Due to the move to Las Vegas, I wasn’t initially sure if I wanted to submit something for this year’s ASA conference. In the end, the promise of not having to leave Caesar’s Palace and the opportunity to play blackjack with some “famous” sociologist won me over. (Well, that and the fact that my wife has never been to Vegas and wanted to go.) Given this decision, I was faced with the reality that I needed something to submit. The fact that the ASA requires a complete draft nearly seven months before the conference takes place has always been annoying. Further, the number of sessions I’ve attended that were absolutely painful to sit through suggests that this practice does not, in fact, improve the quality of the end result. I don’t know why they require a full paper (better quality? fewer no-shows and cancellations? because they hate us?) but I suspect that it may have a negative effect on paper quality, if the cobbled-together paper that I submitted this morning is any indication. To the best of my guessing ability, these are the four types of submissions that ASA receives:
- Cobbled-together crap (25%) – These papers are submitted by grad students interested in padding their C.V.s and people like me who’s conference funding depends on the presentation of a paper. Hopefully, most of these papers end up at roundtables. Chance of future publication: 0%
- Flawed papers (50%) – These are papers that, for a variety of reasons, are not suitable for peer-reviewed publication.

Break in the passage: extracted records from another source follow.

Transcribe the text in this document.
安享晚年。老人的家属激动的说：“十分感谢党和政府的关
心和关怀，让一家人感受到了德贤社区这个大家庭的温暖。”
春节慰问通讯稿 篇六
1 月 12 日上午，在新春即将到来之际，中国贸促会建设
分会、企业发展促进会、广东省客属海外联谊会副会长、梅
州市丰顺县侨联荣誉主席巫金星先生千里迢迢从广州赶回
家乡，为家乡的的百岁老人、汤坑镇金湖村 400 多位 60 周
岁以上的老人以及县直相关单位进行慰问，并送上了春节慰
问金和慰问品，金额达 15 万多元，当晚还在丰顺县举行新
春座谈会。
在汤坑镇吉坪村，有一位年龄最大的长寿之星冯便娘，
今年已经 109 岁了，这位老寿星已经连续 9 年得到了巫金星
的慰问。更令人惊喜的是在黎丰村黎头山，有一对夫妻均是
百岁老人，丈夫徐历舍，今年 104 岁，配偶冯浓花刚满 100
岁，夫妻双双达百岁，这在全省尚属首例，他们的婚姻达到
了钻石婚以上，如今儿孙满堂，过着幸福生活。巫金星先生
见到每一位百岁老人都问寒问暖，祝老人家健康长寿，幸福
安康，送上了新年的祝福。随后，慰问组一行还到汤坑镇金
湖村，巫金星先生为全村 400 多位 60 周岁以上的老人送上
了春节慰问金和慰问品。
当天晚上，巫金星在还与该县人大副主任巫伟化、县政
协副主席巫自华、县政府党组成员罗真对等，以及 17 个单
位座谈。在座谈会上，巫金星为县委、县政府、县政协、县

This includes, but is not limited to, exploratory papers with small samples, papers that make no contribution to the literature, and papers with undergraduate students. Chance of future publication: 1%
- Completed research papers (5%) – These papers were completed during the fall semester by people who can afford to wait a few weeks before submitting them to peer-reviewed journals. This submission likely takes place the day after the ASA deadline. In rare cases, these papers appear in print before ASA. Chance of future publication: 80%
- Papers with promise (20%) – These are papers that could be revised for submission to a journal in the future. Of these, about half will likely never be submitted because they were written by people, like me, for whom conference presentations count as “scholarly activity.” Others will be submitted within a year after the ASA conference at which they were originally presented by those at more research-intensive schools whose teaching loads allow them to spend actual time on research. Finally, a few of these papers will spend time on every burner and eventually make it to publication. Chance of future publication: 30%
Combined, these completely made up numbers suggest that about 10.5% of ASA submissions in a given year will eventually be published in a peer reviewed journal. Given the crap I’ve seen (and submitted) to ASA, that sounds about right.